US vows to use ‘all elements in its national power’ to stop Iran getting nuclear weapons

Tehran insists programme entirely peaceful as Biden and Lapid sign joint declaration in Israel

US president Joe Biden smiles as he is presented with Israel’s Presidential Medal of Honor by president Isaac Herzog in Jerusalem. Photograph: Doug Mills/The New York Times
US president Joe Biden smiles as he is presented with Israel’s Presidential Medal of Honor by president Isaac Herzog in Jerusalem. Photograph: Doug Mills/The New York Times

US president Joe Biden and Israeli prime minister Yair Lapid have signed a joint strategic declaration in which Washington vowed to use “all elements in its national power” to prevent Iran from obtaining nuclear weapons.

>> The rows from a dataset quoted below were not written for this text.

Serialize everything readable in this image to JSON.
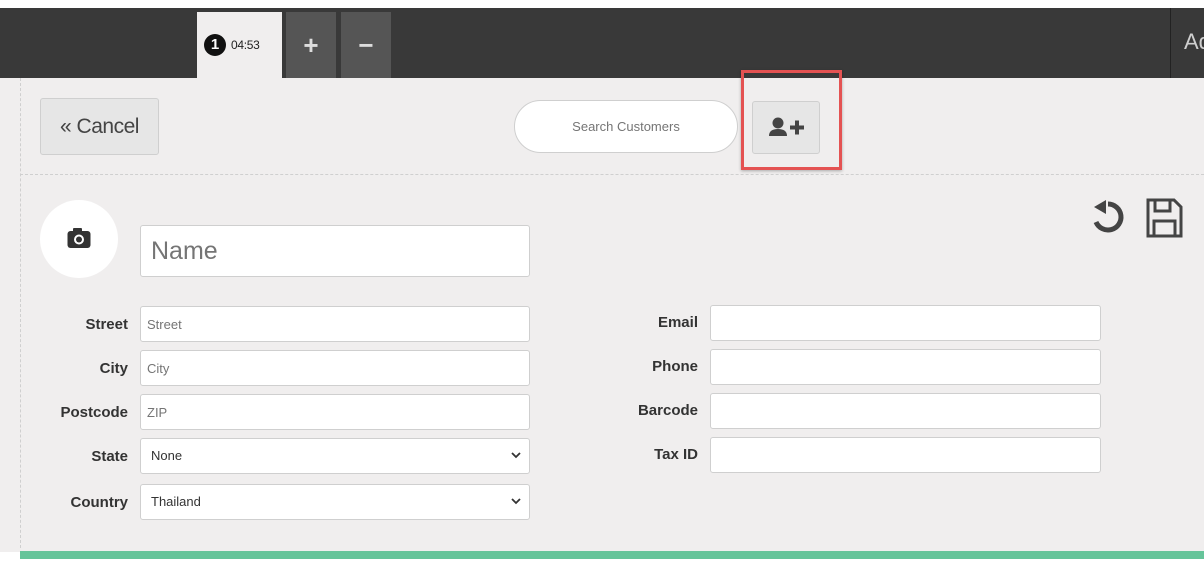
{
  "topbar": {
    "order_number": "1",
    "order_time": "04:53",
    "add_tab_label": "+",
    "remove_tab_label": "−",
    "right_truncated_text": "Ad"
  },
  "toolbar": {
    "cancel_label": "« Cancel",
    "search_placeholder": "Search Customers",
    "add_customer_icon": "user-plus-icon"
  },
  "form": {
    "photo_icon": "camera-icon",
    "name_placeholder": "Name",
    "fields_left": [
      {
        "label": "Street",
        "placeholder": "Street"
      },
      {
        "label": "City",
        "placeholder": "City"
      },
      {
        "label": "Postcode",
        "placeholder": "ZIP"
      },
      {
        "label": "State",
        "value": "None"
      },
      {
        "label": "Country",
        "value": "Thailand"
      }
    ],
    "fields_right": [
      {
        "label": "Email",
        "value": ""
      },
      {
        "label": "Phone",
        "value": ""
      },
      {
        "label": "Barcode",
        "value": ""
      },
      {
        "label": "Tax ID",
        "value": ""
      }
    ],
    "reset_icon": "undo-icon",
    "save_icon": "floppy-disk-icon"
  },
  "colors": {
    "topbar": "#393939",
    "panel": "#f0eeee",
    "highlight": "#e45252",
    "accent_bar": "#66c49a"
  }
}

“The United States stresses that integral to this pledge is the commitment never to allow Iran to acquire a nuclear weapon, and that it is prepared to use all elements of its national power to ensure that outcome,” read the text of the document, called the Jerusalem US-Israel Strategic Partnership Joint Declaration, on the second day of Mr Biden’s regional trip.

Mr Lapid warned that Iran will not be deterred by diplomacy.

“The only thing that will stop Iran is knowing that if they continue to develop their nuclear programme the free world will use force. The only way to stop them is to put a credible military threat on the table.”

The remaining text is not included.